Lee carved out a reputation as an affordable housing advocate and defender of civil rights, including LGBTQ rights. He previously clashed with President Trump over the city’s sanctuary city ordinance, which protects undocumented immigrants from deportation.
Lee was a founding member of the “Mayors Against LGBT Discrimination” coalition, a bipartisan coalition of municipal leaders who advocate for the passage of comprehensive nondiscrimination protections for LGBTQ people across the nation. To achieve that, the coalition has both lobbied Congress to pass the Equality Act, and, in the meantime, has advocated for passage of local ordinances preventing discrimination based on sexual orientation or gender identity.
Last week, Lee co-authored an op-ed with D.C. Mayor Muriel Bowser and Philadelphia Mayor Jim Kenney that critiqued some of the arguments made in the Masterpiece Cakeshop case pending before the Supreme Court. The mayors explained why the Supreme Court should reject religious exemptions to local nondiscrimination laws that would allow people to refuse services or goods to LGBTQ people.
“We cannot let discrimination flourish in our cities or in our country,” the mayors wrote. “Throughout history, this nation has overturned exceptions that let businesses turn away certain people. Through efforts that included the civil rights, gender rights, and disability movements, we have embraced a powerful ideal: When a business is open to the public, it must be unconditionally and equally open to all. Despite progress on many fronts, LGBTQ people continue to face daily attacks and hostility. Now, more than ever, we cannot open the floodgates to further discrimination.”

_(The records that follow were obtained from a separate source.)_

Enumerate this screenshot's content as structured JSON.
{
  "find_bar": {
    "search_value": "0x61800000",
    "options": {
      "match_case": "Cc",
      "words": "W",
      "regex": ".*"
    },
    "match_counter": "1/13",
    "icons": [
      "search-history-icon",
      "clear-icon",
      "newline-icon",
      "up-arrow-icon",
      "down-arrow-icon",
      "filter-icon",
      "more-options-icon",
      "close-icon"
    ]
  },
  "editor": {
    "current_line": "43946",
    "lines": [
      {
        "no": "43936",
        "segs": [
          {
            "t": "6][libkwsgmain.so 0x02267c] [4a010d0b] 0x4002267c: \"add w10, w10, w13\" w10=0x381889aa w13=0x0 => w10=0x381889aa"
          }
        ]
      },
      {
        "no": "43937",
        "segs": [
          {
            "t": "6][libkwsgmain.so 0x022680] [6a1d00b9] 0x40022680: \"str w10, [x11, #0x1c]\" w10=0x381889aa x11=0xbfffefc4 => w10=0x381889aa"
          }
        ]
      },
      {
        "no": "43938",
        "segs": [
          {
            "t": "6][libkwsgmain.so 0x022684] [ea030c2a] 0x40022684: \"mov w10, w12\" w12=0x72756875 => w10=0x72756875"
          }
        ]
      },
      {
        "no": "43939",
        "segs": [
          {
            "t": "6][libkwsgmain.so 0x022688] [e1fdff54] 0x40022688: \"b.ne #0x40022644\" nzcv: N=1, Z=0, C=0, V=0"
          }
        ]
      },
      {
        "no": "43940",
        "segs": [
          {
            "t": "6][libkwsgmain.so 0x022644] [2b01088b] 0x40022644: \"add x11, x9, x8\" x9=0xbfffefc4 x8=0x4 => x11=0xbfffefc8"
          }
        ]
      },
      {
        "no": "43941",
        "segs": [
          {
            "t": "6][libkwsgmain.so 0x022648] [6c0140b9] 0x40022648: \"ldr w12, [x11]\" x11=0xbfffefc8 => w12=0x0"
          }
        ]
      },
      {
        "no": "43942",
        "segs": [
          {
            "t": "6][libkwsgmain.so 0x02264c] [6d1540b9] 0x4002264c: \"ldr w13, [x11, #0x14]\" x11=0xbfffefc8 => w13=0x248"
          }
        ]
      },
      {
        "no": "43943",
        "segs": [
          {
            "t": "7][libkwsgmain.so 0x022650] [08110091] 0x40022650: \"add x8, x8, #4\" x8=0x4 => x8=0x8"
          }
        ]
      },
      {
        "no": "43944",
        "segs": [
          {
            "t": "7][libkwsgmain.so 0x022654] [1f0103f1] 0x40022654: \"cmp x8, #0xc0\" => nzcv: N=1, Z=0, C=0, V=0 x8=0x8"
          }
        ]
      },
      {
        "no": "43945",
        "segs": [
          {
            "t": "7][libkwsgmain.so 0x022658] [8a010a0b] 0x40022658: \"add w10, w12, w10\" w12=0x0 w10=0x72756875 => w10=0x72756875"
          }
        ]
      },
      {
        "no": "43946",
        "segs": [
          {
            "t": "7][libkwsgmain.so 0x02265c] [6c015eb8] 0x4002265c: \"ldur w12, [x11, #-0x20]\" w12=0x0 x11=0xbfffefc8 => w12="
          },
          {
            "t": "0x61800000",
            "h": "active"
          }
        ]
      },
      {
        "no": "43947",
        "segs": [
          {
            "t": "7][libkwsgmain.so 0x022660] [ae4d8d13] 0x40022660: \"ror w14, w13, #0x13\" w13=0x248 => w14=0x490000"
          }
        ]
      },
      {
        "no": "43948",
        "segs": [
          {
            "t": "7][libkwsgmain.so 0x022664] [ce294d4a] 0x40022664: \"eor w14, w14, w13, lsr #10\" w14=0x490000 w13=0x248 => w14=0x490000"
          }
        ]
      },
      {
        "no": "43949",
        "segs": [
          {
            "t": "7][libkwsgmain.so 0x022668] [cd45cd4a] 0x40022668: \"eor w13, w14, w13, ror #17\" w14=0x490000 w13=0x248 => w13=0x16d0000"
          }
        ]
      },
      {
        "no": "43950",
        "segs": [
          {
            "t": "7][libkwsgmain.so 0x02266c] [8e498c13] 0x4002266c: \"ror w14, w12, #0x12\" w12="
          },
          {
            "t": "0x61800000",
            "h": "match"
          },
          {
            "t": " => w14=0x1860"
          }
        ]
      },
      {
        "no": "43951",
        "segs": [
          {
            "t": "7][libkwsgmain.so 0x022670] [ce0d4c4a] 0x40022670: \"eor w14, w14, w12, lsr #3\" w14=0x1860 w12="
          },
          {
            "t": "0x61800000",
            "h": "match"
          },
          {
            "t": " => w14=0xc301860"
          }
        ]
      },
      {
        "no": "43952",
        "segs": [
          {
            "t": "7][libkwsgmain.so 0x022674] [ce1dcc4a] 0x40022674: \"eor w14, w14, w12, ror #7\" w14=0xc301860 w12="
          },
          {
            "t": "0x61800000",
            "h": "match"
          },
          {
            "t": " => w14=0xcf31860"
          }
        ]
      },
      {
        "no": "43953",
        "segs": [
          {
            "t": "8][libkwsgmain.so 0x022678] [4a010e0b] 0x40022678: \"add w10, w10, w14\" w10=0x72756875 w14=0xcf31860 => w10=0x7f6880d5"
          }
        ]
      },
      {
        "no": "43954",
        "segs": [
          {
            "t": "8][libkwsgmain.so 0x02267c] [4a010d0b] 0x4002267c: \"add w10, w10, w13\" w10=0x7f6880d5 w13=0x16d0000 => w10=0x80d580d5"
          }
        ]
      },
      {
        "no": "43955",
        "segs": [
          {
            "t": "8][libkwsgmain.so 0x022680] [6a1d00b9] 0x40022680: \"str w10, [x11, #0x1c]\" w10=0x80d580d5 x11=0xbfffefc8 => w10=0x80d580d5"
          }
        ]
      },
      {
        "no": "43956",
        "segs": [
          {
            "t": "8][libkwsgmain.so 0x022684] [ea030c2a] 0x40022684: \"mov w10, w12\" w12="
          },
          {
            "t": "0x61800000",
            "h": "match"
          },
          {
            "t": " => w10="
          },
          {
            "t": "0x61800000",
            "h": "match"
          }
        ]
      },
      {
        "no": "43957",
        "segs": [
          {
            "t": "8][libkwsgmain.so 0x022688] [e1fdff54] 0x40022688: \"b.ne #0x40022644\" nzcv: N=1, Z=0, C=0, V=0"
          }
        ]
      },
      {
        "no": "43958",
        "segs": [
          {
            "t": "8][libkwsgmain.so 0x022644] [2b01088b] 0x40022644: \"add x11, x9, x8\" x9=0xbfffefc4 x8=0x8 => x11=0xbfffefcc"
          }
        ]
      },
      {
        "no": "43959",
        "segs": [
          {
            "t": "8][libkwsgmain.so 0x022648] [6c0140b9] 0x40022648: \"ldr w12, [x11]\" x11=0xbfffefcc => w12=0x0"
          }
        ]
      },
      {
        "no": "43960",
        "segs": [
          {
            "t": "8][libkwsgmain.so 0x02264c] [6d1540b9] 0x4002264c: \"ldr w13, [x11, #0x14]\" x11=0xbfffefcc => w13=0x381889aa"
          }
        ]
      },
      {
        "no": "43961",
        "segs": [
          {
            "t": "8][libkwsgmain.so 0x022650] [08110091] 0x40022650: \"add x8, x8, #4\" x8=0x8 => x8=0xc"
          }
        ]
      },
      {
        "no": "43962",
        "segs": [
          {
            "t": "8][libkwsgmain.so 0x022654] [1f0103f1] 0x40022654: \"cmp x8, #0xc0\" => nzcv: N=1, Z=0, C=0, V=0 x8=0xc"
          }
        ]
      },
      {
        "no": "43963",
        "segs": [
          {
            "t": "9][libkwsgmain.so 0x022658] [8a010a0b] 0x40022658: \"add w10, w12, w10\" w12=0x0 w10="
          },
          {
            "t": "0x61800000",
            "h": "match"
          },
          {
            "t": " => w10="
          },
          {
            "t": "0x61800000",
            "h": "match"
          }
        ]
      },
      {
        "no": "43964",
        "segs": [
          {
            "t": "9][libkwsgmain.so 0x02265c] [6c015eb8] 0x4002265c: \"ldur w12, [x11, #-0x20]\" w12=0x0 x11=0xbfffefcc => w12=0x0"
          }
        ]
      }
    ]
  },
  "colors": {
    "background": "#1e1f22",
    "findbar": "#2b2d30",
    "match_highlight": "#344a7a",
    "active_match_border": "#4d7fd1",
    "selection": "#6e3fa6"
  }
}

LGBTQ advocates and progressive allies praised Lee’s commitment to equality.
“We are deeply saddened by the sudden passing of San Francisco Mayor Ed Lee,” HRC President Chad Griffin said in a statement. “Mayor Lee was a tireless advocate for LGBTQ equality who worked to make San Francisco a stronger, more vibrant, and inclusive community. As the first Asian American mayor in the city’s history, he was both a trailblazer and a dedicated public servant admired by millions. Our hearts go out to his family, friends and all those grieving his loss.”